Most of Twenty Four Seven Hotels’ properties will find revenue growth opportunities through a mix of sales, Rodriguez said. The company has been hyper-focused on its mix of sales by season and using last year as benchmark to improve that mix. It will also strive for more retail bookings and less on discount channels.
The company anticipates most of its annualized occupancy will be similar to where it is, he said. But there are some hotels in certain markets that still have the opportunity to further recover.
“For the most part, the occupancies are more or less where we’d like it to be from a model perspective,” he said. “We just really want to improve that average daily rate.”
Looking at the forecasts for 2023, there’s no continuing rebound on the occupancy side, so the overall direction for next year is ADR growth, and those expectations are in the double-digit range compared to 2019, Forde said. Any industry forecasts show that range for next year.
“I don’t think there’s anything at this stage that says we don’t look to be within those forecasts as well,” he said.
Raines performed a lot of deferred maintenance this year, and there’s still some more capital expenditures it will need to do next year, Paola said. The brands have been pushing property-improvement plans, and some of those will come to term in 2023.
The work will likely be what the hotels wanted to get to this year but couldn’t yet, such as tile and grout or resurfacing pools, he said. Other projects may be work the Raines held off on until the hotels recovered further.
Given the inflationary environment, the increase in ADRs will help to absorb some of the rising costs, Paola said.

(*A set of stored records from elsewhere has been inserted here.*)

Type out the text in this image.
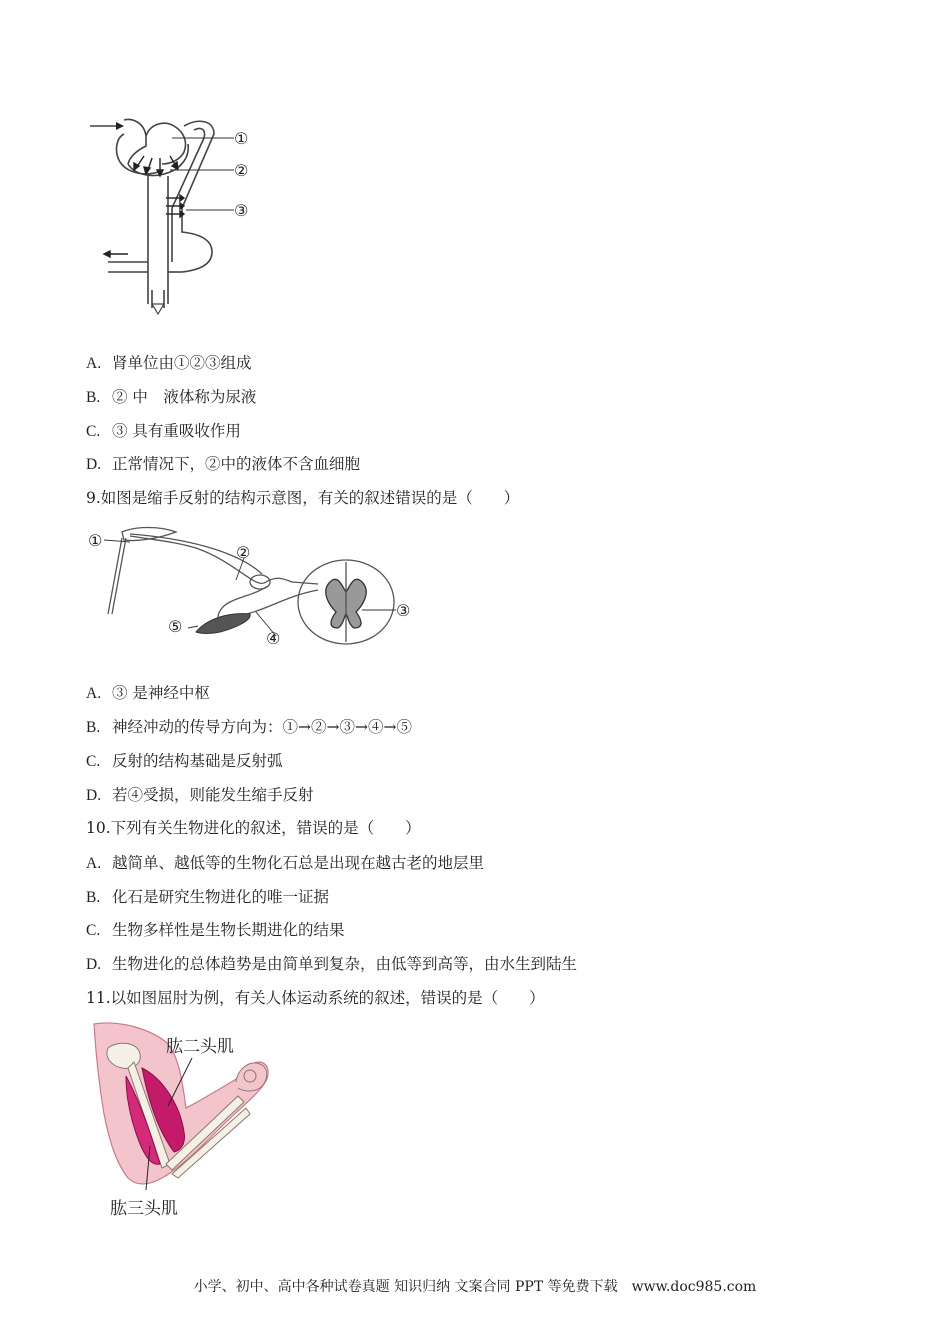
①
②
③
A. 肾单位由①②③组成
B. ② 中　液体称为尿液
C. ③ 具有重吸收作用
D. 正常情况下，②中的液体不含血细胞
9.如图是缩手反射的结构示意图，有关的叙述错误的是（　　）
①
②
③
④
⑤
A. ③ 是神经中枢
B. 神经冲动的传导方向为：①→②→③→④→⑤
C. 反射的结构基础是反射弧
D. 若④受损，则能发生缩手反射
10.下列有关生物进化的叙述，错误的是（　　）
A. 越简单、越低等的生物化石总是出现在越古老的地层里
B. 化石是研究生物进化的唯一证据
C. 生物多样性是生物长期进化的结果
D. 生物进化的总体趋势是由简单到复杂，由低等到高等，由水生到陆生
11.以如图屈肘为例，有关人体运动系统的叙述，错误的是（　　）
肱二头肌
肱三头肌
小学、初中、高中各种试卷真题 知识归纳 文案合同 PPT 等免费下载　www.doc985.com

Labor will definitely be front and center in accounting for HVMG’s expenses next year, Jones said. The company has been staying close to what’s going on in the market to be competitive with wages and benefits. The goal is to be the preferred employer in every one of its markets.
“That wage inflation is definitely putting the greatest pressure on the [profits and losses report],” he said.
HVMG is doing everything it can to find ways to improve its labor productivity and efficiencies to offset that pressure as much as possible, Jones said. That could be through several avenues, such as technology or consolidating management positions in markets with multiple hotels. It has centralized a number of services to take some pressure off the execution at the hotel level and get economies of scale above property level.
“We’re really doing our best to stay competitive and be able to keep our hotels properly staffed and, at the same time, find efficiencies through operational strategies and technologies as much as possible,” he said.
There’s a renewed interest in automation technology to help deal with staffing shortages, Rodriguez said.
“We definitely want to make sure that we have a new focus on systems and system automation,” he said. “Whether it needs to be in finance, revenue, our sales process and tracking — we’re trying to make a lot more headway in automation.”
Twenty Four Seven Hotels is also having photos taken of its properties to have new pictures put online to go along with their direct booking campaigns, he said. It will also invest more in its food-and-beverage programming as a way to elevate the guest experience and create more revenue opportunities, particularly at properties where there’s not much opportunity to raise rates further.